Imagine you’re 10-12 years old again. One lazy Saturday afternoon, you visit your friend Stephen’s house. Honestly, you don’t particularly like his place; since he refuses to clean the litter box, it always smells like cat pee, and there are plastic covers on all the furniture, which is so weird. But he has the new Guts and Glory war video game, which your folks won’t let you play for obvious reasons, so you swallow your discomfort.
After a few hours of popping terrorist melons, it’s your turn to go and grab a fresh bag of ranch-dipped buffalo wing flavored chips. But on your way to the kitchen, you’re cornered by Steve’s annoying Aunt Clara, who only drops in from time to time to drink his parents’ good liquor and silently judge how much they coddle their son (this despite the fact that she has no kids of her own). She proceeds to drone on and on for half-an-hour about the new illustrated edition of the King James Bible she bought from the nice door-to-door salesman last week, and you really should borrow it, it’ll change your life, and all the while you’re sneaking glances towards the flashing lights pouring out from Steve’s slightly ajar bedroom door, imagining all the cool, violent action you’re missing out on.

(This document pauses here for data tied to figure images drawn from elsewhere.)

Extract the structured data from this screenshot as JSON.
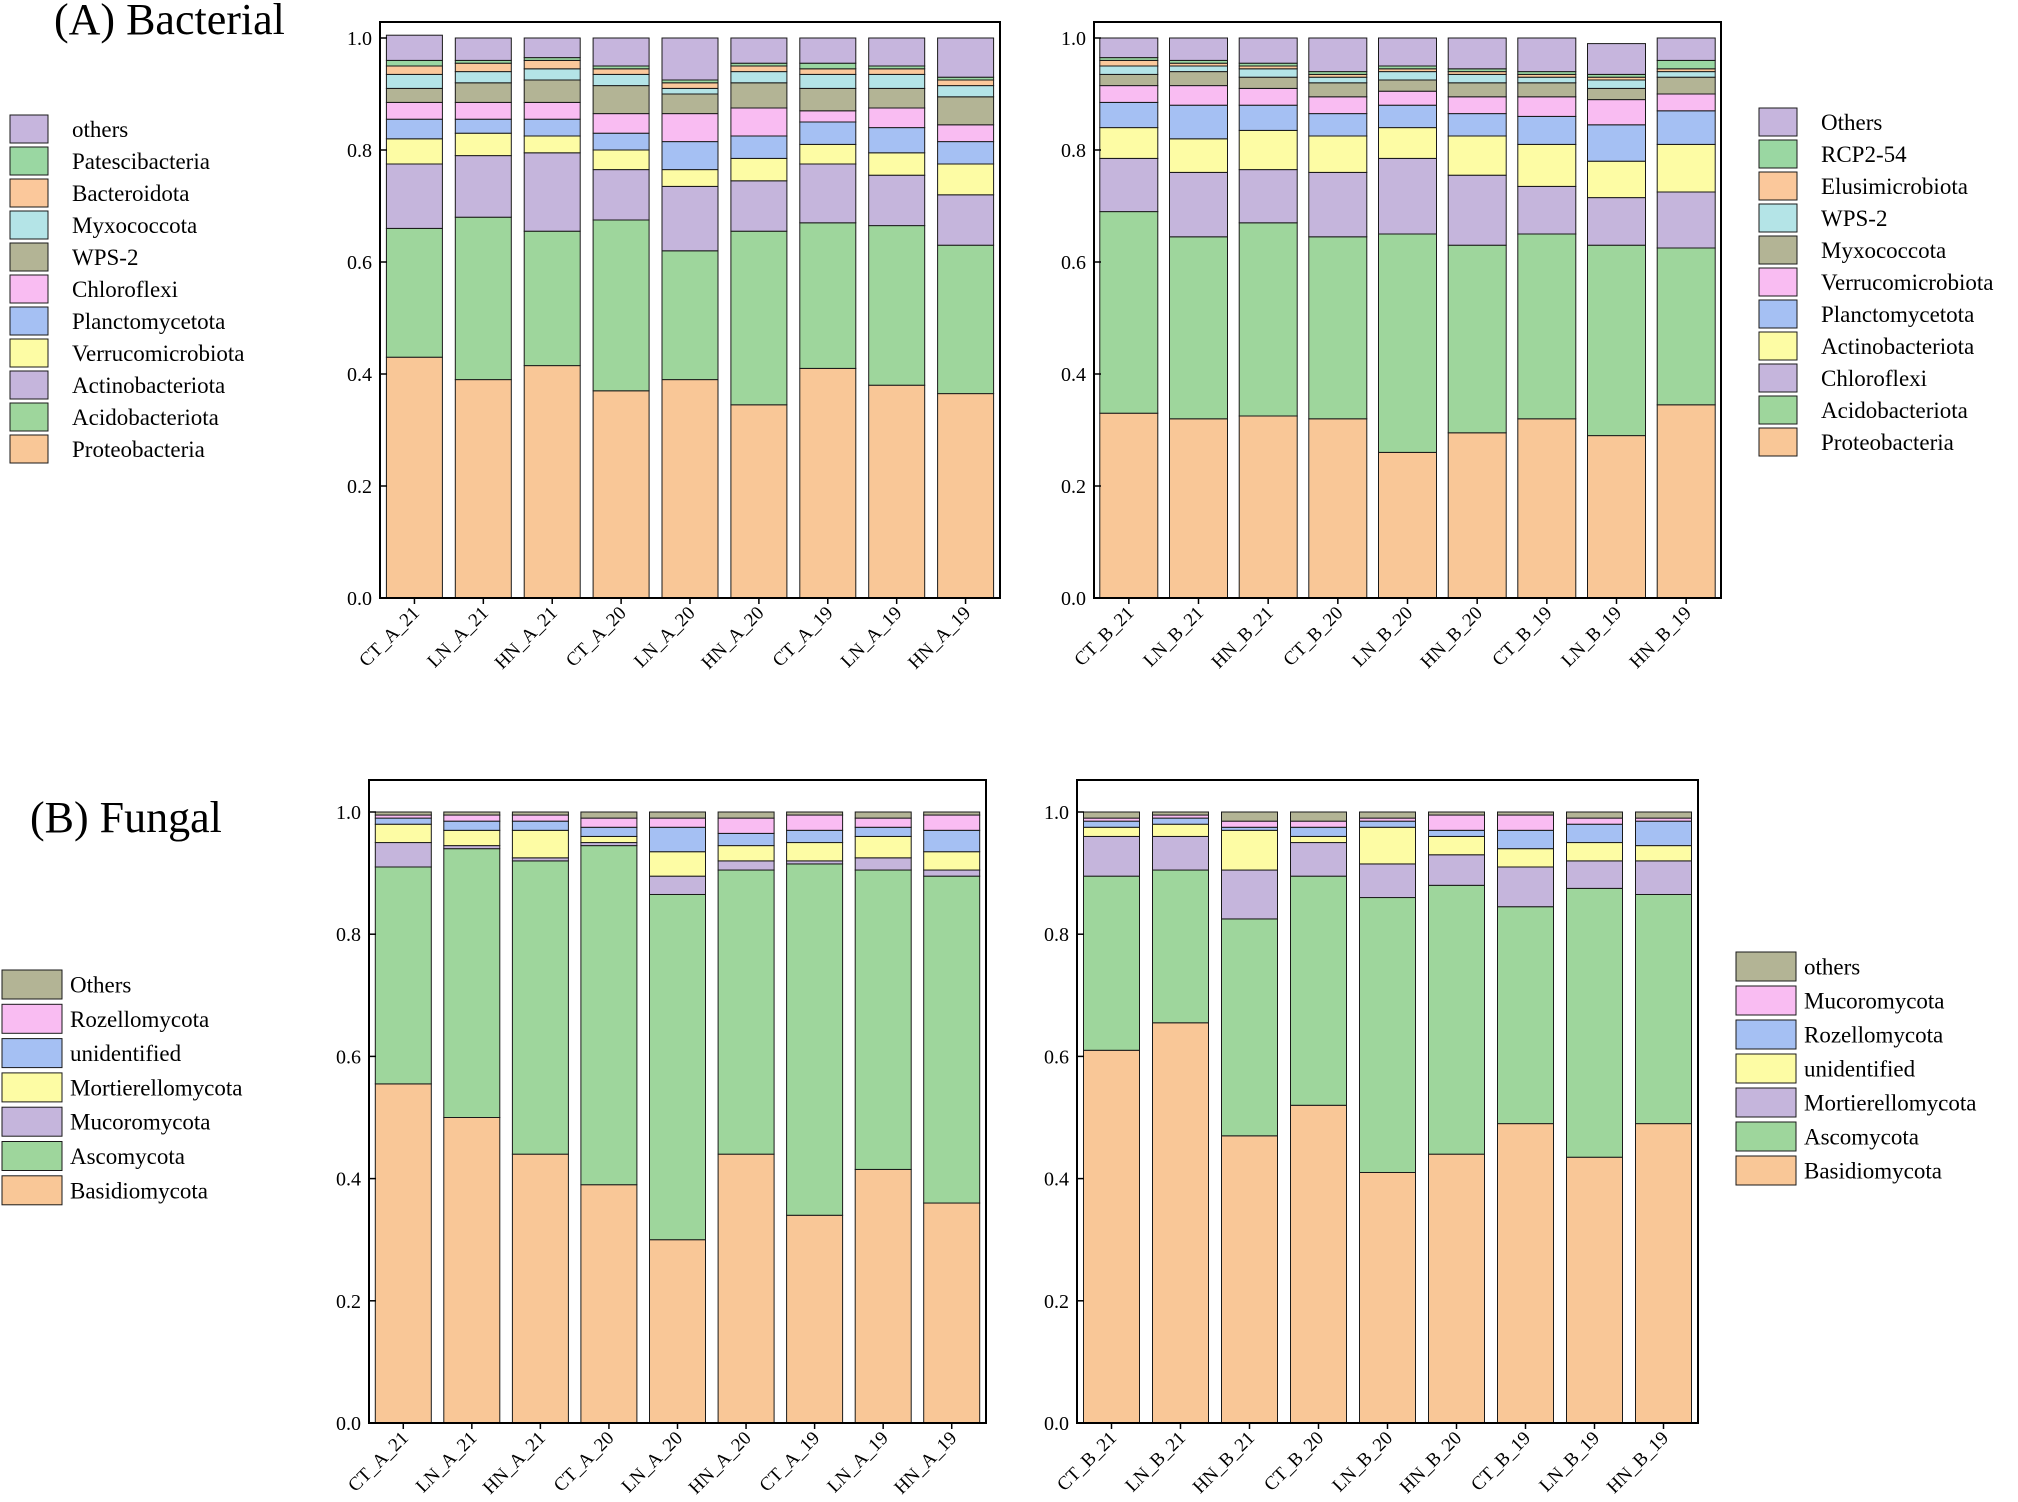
{
  "panel_labels": {
    "bacterial": "(A) Bacterial",
    "fungal": "(B) Fungal"
  },
  "colors": {
    "orange": "#f9c797",
    "green": "#9ed69c",
    "purple": "#c5b5dc",
    "yellow": "#fdfca4",
    "blue": "#a5c0f3",
    "pink": "#f9bcf2",
    "olive": "#b3b495",
    "cyan": "#b4e4e7",
    "peach": "#fbc89b",
    "brightgreen": "#9ad7a2",
    "lavender": "#c6b5dd"
  },
  "chart_data": [
    {
      "id": "bacterial_A",
      "type": "bar",
      "stacked": true,
      "categories": [
        "CT_A_21",
        "LN_A_21",
        "HN_A_21",
        "CT_A_20",
        "LN_A_20",
        "HN_A_20",
        "CT_A_19",
        "LN_A_19",
        "HN_A_19"
      ],
      "ylim": [
        0,
        1
      ],
      "yticks": [
        "0.0",
        "0.2",
        "0.4",
        "0.6",
        "0.8",
        "1.0"
      ],
      "series": [
        {
          "name": "Proteobacteria",
          "color": "orange",
          "values": [
            0.43,
            0.39,
            0.415,
            0.37,
            0.39,
            0.345,
            0.41,
            0.38,
            0.365
          ]
        },
        {
          "name": "Acidobacteriota",
          "color": "green",
          "values": [
            0.23,
            0.29,
            0.24,
            0.305,
            0.23,
            0.31,
            0.26,
            0.285,
            0.265
          ]
        },
        {
          "name": "Actinobacteriota",
          "color": "purple",
          "values": [
            0.115,
            0.11,
            0.14,
            0.09,
            0.115,
            0.09,
            0.105,
            0.09,
            0.09
          ]
        },
        {
          "name": "Verrucomicrobiota",
          "color": "yellow",
          "values": [
            0.045,
            0.04,
            0.03,
            0.035,
            0.03,
            0.04,
            0.035,
            0.04,
            0.055
          ]
        },
        {
          "name": "Planctomycetota",
          "color": "blue",
          "values": [
            0.035,
            0.025,
            0.03,
            0.03,
            0.05,
            0.04,
            0.04,
            0.045,
            0.04
          ]
        },
        {
          "name": "Chloroflexi",
          "color": "pink",
          "values": [
            0.03,
            0.03,
            0.03,
            0.035,
            0.05,
            0.05,
            0.02,
            0.035,
            0.03
          ]
        },
        {
          "name": "WPS-2",
          "color": "olive",
          "values": [
            0.025,
            0.035,
            0.04,
            0.05,
            0.035,
            0.045,
            0.04,
            0.035,
            0.05
          ]
        },
        {
          "name": "Myxococcota",
          "color": "cyan",
          "values": [
            0.025,
            0.02,
            0.02,
            0.02,
            0.01,
            0.02,
            0.025,
            0.025,
            0.02
          ]
        },
        {
          "name": "Bacteroidota",
          "color": "peach",
          "values": [
            0.015,
            0.015,
            0.015,
            0.01,
            0.01,
            0.01,
            0.01,
            0.01,
            0.01
          ]
        },
        {
          "name": "Patescibacteria",
          "color": "brightgreen",
          "values": [
            0.01,
            0.005,
            0.005,
            0.005,
            0.005,
            0.005,
            0.01,
            0.005,
            0.005
          ]
        },
        {
          "name": "others",
          "color": "lavender",
          "values": [
            0.045,
            0.04,
            0.035,
            0.05,
            0.075,
            0.045,
            0.045,
            0.05,
            0.07
          ]
        }
      ]
    },
    {
      "id": "bacterial_B",
      "type": "bar",
      "stacked": true,
      "categories": [
        "CT_B_21",
        "LN_B_21",
        "HN_B_21",
        "CT_B_20",
        "LN_B_20",
        "HN_B_20",
        "CT_B_19",
        "LN_B_19",
        "HN_B_19"
      ],
      "ylim": [
        0,
        1
      ],
      "yticks": [
        "0.0",
        "0.2",
        "0.4",
        "0.6",
        "0.8",
        "1.0"
      ],
      "series": [
        {
          "name": "Proteobacteria",
          "color": "orange",
          "values": [
            0.33,
            0.32,
            0.325,
            0.32,
            0.26,
            0.295,
            0.32,
            0.29,
            0.345
          ]
        },
        {
          "name": "Acidobacteriota",
          "color": "green",
          "values": [
            0.36,
            0.325,
            0.345,
            0.325,
            0.39,
            0.335,
            0.33,
            0.34,
            0.28
          ]
        },
        {
          "name": "Chloroflexi",
          "color": "purple",
          "values": [
            0.095,
            0.115,
            0.095,
            0.115,
            0.135,
            0.125,
            0.085,
            0.085,
            0.1
          ]
        },
        {
          "name": "Actinobacteriota",
          "color": "yellow",
          "values": [
            0.055,
            0.06,
            0.07,
            0.065,
            0.055,
            0.07,
            0.075,
            0.065,
            0.085
          ]
        },
        {
          "name": "Planctomycetota",
          "color": "blue",
          "values": [
            0.045,
            0.06,
            0.045,
            0.04,
            0.04,
            0.04,
            0.05,
            0.065,
            0.06
          ]
        },
        {
          "name": "Verrucomicrobiota",
          "color": "pink",
          "values": [
            0.03,
            0.035,
            0.03,
            0.03,
            0.025,
            0.03,
            0.035,
            0.045,
            0.03
          ]
        },
        {
          "name": "Myxococcota",
          "color": "olive",
          "values": [
            0.02,
            0.025,
            0.02,
            0.025,
            0.02,
            0.025,
            0.025,
            0.02,
            0.03
          ]
        },
        {
          "name": "WPS-2",
          "color": "cyan",
          "values": [
            0.015,
            0.01,
            0.015,
            0.01,
            0.015,
            0.015,
            0.01,
            0.015,
            0.01
          ]
        },
        {
          "name": "Elusimicrobiota",
          "color": "peach",
          "values": [
            0.01,
            0.005,
            0.005,
            0.005,
            0.005,
            0.005,
            0.005,
            0.005,
            0.005
          ]
        },
        {
          "name": "RCP2-54",
          "color": "brightgreen",
          "values": [
            0.005,
            0.005,
            0.005,
            0.005,
            0.005,
            0.005,
            0.005,
            0.005,
            0.015
          ]
        },
        {
          "name": "Others",
          "color": "lavender",
          "values": [
            0.035,
            0.04,
            0.045,
            0.06,
            0.05,
            0.055,
            0.06,
            0.055,
            0.04
          ]
        }
      ]
    },
    {
      "id": "fungal_A",
      "type": "bar",
      "stacked": true,
      "categories": [
        "CT_A_21",
        "LN_A_21",
        "HN_A_21",
        "CT_A_20",
        "LN_A_20",
        "HN_A_20",
        "CT_A_19",
        "LN_A_19",
        "HN_A_19"
      ],
      "ylim": [
        0,
        1
      ],
      "yticks": [
        "0.0",
        "0.2",
        "0.4",
        "0.6",
        "0.8",
        "1.0"
      ],
      "series": [
        {
          "name": "Basidiomycota",
          "color": "orange",
          "values": [
            0.555,
            0.5,
            0.44,
            0.39,
            0.3,
            0.44,
            0.34,
            0.415,
            0.36
          ]
        },
        {
          "name": "Ascomycota",
          "color": "green",
          "values": [
            0.355,
            0.44,
            0.48,
            0.555,
            0.565,
            0.465,
            0.575,
            0.49,
            0.535
          ]
        },
        {
          "name": "Mucoromycota",
          "color": "purple",
          "values": [
            0.04,
            0.005,
            0.005,
            0.005,
            0.03,
            0.015,
            0.005,
            0.02,
            0.01
          ]
        },
        {
          "name": "Mortierellomycota",
          "color": "yellow",
          "values": [
            0.03,
            0.025,
            0.045,
            0.01,
            0.04,
            0.025,
            0.03,
            0.035,
            0.03
          ]
        },
        {
          "name": "unidentified",
          "color": "blue",
          "values": [
            0.01,
            0.015,
            0.015,
            0.015,
            0.04,
            0.02,
            0.02,
            0.015,
            0.035
          ]
        },
        {
          "name": "Rozellomycota",
          "color": "pink",
          "values": [
            0.005,
            0.01,
            0.01,
            0.015,
            0.015,
            0.025,
            0.025,
            0.015,
            0.025
          ]
        },
        {
          "name": "Others",
          "color": "olive",
          "values": [
            0.005,
            0.005,
            0.005,
            0.01,
            0.01,
            0.01,
            0.005,
            0.01,
            0.005
          ]
        }
      ]
    },
    {
      "id": "fungal_B",
      "type": "bar",
      "stacked": true,
      "categories": [
        "CT_B_21",
        "LN_B_21",
        "HN_B_21",
        "CT_B_20",
        "LN_B_20",
        "HN_B_20",
        "CT_B_19",
        "LN_B_19",
        "HN_B_19"
      ],
      "ylim": [
        0,
        1
      ],
      "yticks": [
        "0.0",
        "0.2",
        "0.4",
        "0.6",
        "0.8",
        "1.0"
      ],
      "series": [
        {
          "name": "Basidiomycota",
          "color": "orange",
          "values": [
            0.61,
            0.655,
            0.47,
            0.52,
            0.41,
            0.44,
            0.49,
            0.435,
            0.49
          ]
        },
        {
          "name": "Ascomycota",
          "color": "green",
          "values": [
            0.285,
            0.25,
            0.355,
            0.375,
            0.45,
            0.44,
            0.355,
            0.44,
            0.375
          ]
        },
        {
          "name": "Mortierellomycota",
          "color": "purple",
          "values": [
            0.065,
            0.055,
            0.08,
            0.055,
            0.055,
            0.05,
            0.065,
            0.045,
            0.055
          ]
        },
        {
          "name": "unidentified",
          "color": "yellow",
          "values": [
            0.015,
            0.02,
            0.065,
            0.01,
            0.06,
            0.03,
            0.03,
            0.03,
            0.025
          ]
        },
        {
          "name": "Rozellomycota",
          "color": "blue",
          "values": [
            0.01,
            0.01,
            0.005,
            0.015,
            0.01,
            0.01,
            0.03,
            0.03,
            0.04
          ]
        },
        {
          "name": "Mucoromycota",
          "color": "pink",
          "values": [
            0.005,
            0.005,
            0.01,
            0.01,
            0.005,
            0.025,
            0.025,
            0.01,
            0.005
          ]
        },
        {
          "name": "others",
          "color": "olive",
          "values": [
            0.01,
            0.005,
            0.015,
            0.015,
            0.01,
            0.005,
            0.005,
            0.01,
            0.01
          ]
        }
      ]
    }
  ]
}
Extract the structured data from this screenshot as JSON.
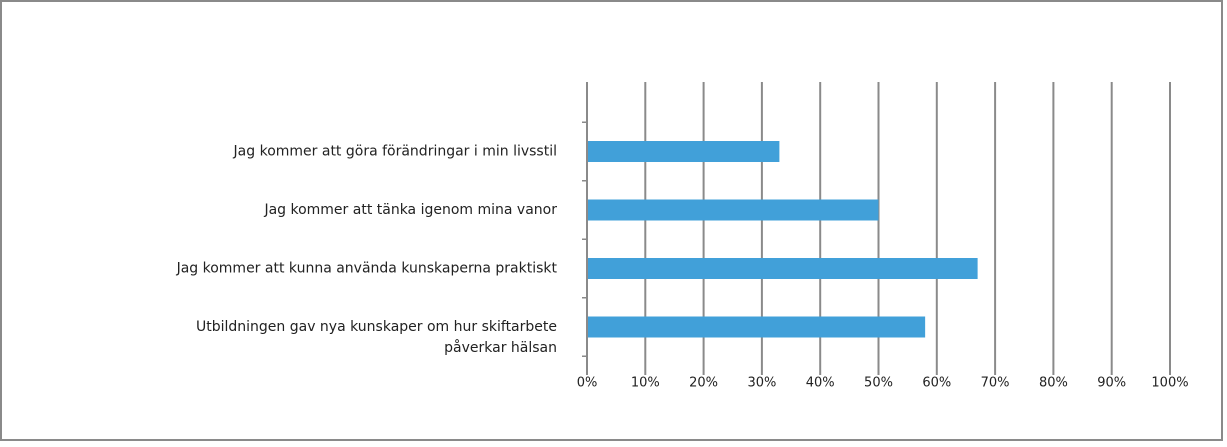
{
  "chart_data": {
    "type": "bar",
    "orientation": "horizontal",
    "categories": [
      "Jag kommer att göra förändringar  i min livsstil",
      "Jag kommer att tänka igenom mina vanor",
      "Jag kommer att kunna använda kunskaperna praktiskt",
      "Utbildningen gav nya kunskaper om hur skiftarbete påverkar hälsan"
    ],
    "values": [
      33,
      50,
      67,
      58
    ],
    "color": "#41a0d9",
    "xlim": [
      0,
      100
    ],
    "xticks": [
      {
        "value": 0,
        "label": "0%"
      },
      {
        "value": 10,
        "label": "10%"
      },
      {
        "value": 20,
        "label": "20%"
      },
      {
        "value": 30,
        "label": "30%"
      },
      {
        "value": 40,
        "label": "40%"
      },
      {
        "value": 50,
        "label": "50%"
      },
      {
        "value": 60,
        "label": "60%"
      },
      {
        "value": 70,
        "label": "70%"
      },
      {
        "value": 80,
        "label": "80%"
      },
      {
        "value": 90,
        "label": "90%"
      },
      {
        "value": 100,
        "label": "100%"
      }
    ],
    "grid": true
  }
}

Add a “romantic” subplot that feels like Andrew Garfield’s audition for Norman Bates in the inevitable big screen remake of Psycho (he even bears an uncanny resemblance to a young Tony Perkins!), a heartbreakingly beautiful performance from the incomparable Hugo Weaving that should absolutely earn him an Oscar nomination, some flashes of brilliance (including a generic “bootcamp intro” sequence spiced up by the magnetic presence of Vince Vaughn–who apparently found his charisma in the pocket of a coat he hadn’t worn in a while–and by the largely unacknowledged fact that, in a hilarious twist on the formula, one of the recruits spends a huge chunk of it buck ass naked), and a nearly hour-long, harrowing, suspenseful, and disturbing (in all the best ways) climax that finally justifies the whole “scrappy underdog” narrative, and [deep breath] you’ll have something resembling the experience of viewing Hacksaw Ridge. Once the action shifts to the Japanese theater, Mel Gibson is 100% in his creative element, and starts telling a compelling story.
As far as conveying his spiritual beliefs through the medium of film, though, well… Gibson’s no Scorsese; as his gore-drenched imagery attests, he lacks any semblance of subtlety, and that applies twofold when it comes to his faith. And that kills my enthusiasm faster than the first Idaho farm boy up over the trench when the enemy’s next salvo starts.